L’AESH est emblématique en tant que mesure de compensation, et non
d’accessibilité comme il est dit parfois. L’AESH est une aide humaine qui peut
permettre à un élève de faire au mieux comme les autres élèves. Celui-ci peut
ainsi réaliser des gestes, des apprentissages, des interactions, qui sans cette
aide, ne pourraient être réalisées. En ce sens, l’AESH compense ce qui fait
défaut chez l’élève concerné pour être élève. Ce faisant, il est demandé à
l’élève, avec son aide, de se conformer à un dispositif éducatif, pédagogique,
didactique et institutionnel tel qu’il fonctionne habituellement, c’est-à-dire
sans élèves handicapés. L’AESH permet au dispositif de continuer à fonctionner
comme si l’élève concerné n’était pas là.

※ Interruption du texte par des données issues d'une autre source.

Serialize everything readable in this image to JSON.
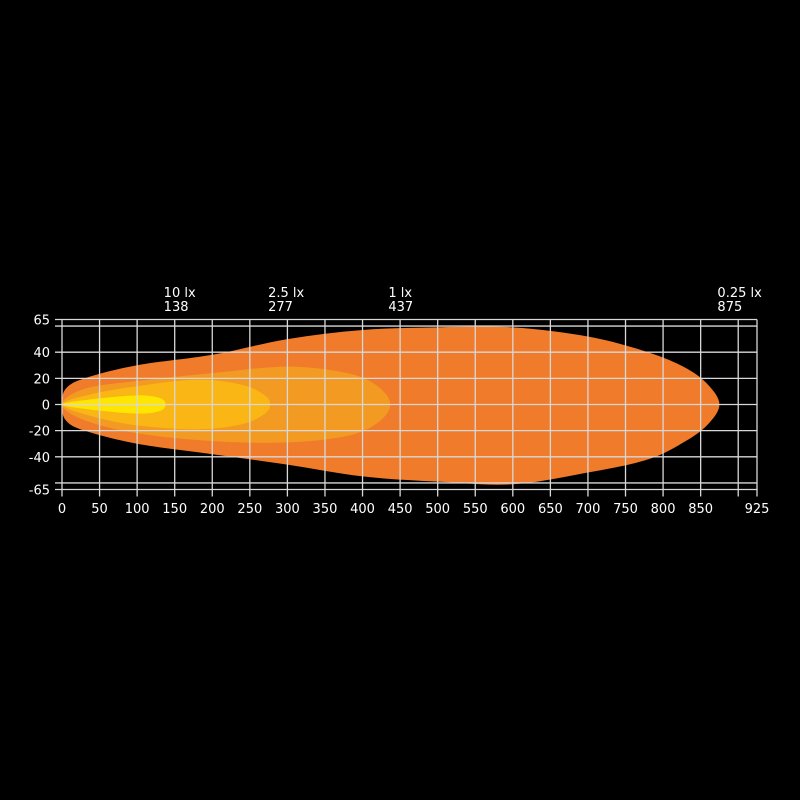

Une compensation est dotée à l’élève,
l’institution reste telle quelle, immobile, sans changements.
Il serait
peut-être temps d’inverser les priorités : sans bien entendu enlever les
compensations, dont l’essentiel est bien évidemment nécessaire, il importerait
de se préoccuper des manières dont les dispositifs pourraient se rendre
accessibles, c’est-à-dire évoluer afin de s’adapter aux différents élèves.
Peut-être dans ce cas y aurait-il d’ailleurs besoin de moins de compensations,
celles-ci évitant parfois le recours à l’accessibilité ?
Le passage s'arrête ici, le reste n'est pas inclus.